The duties of petitioner as enumerated in her employment contract indicate that ABC had control over the work
or petitioner. Aside from control, ABC also dictated the work assignments and payment of petitioner’s wages.
ABC also had power to dismiss her. All these being present, clearly there existed an employment relationship
between petitioner and ABC.

Concerning regular employment, the law provides for 2 kinds of employees, namely: 1.) Those who are engaged
to perform activities which are usually necessary or desirable in the usual business or trade of the employer; and
2.) Those who have rendered at least one year of service, whether continuous or broken with respect to the activity
in which they are employed.

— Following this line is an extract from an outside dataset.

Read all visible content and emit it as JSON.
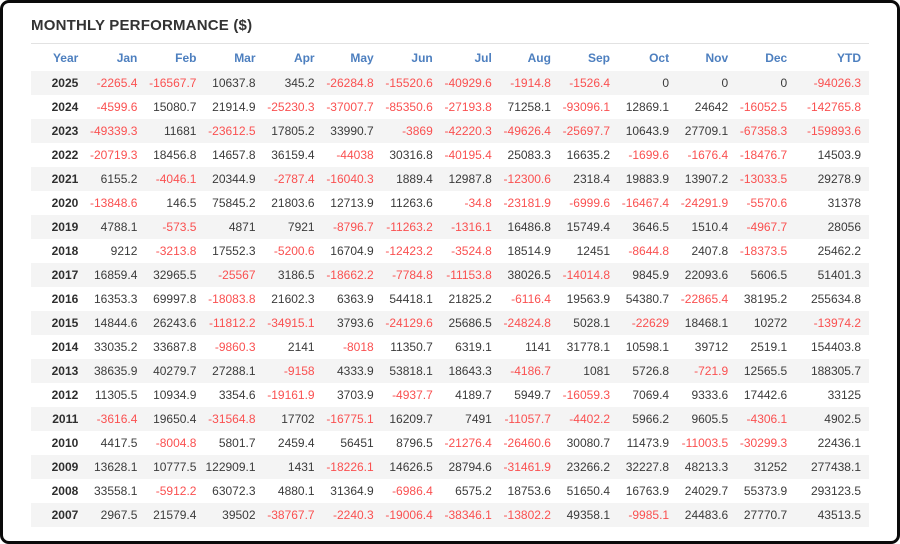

In other words, regular status arises from either the nature of work of the employee
or the duration of his employment.

The primary standard of determining regular employment is the reasonable connection between the particular
activity performed by the employee vis-a-vis the usual trade or business of the employer. This connection can be
determined by considering the nature of the work performed and its relation to the scheme of the particular
business or trade in its entirety. If the employee has been performing the job for at least a year, even if the
performance is not continuous and merely intermittent, the law deems repeated and continuing need for its
performance as sufficient evidence of the necessity if not indispensability of that activity to the business.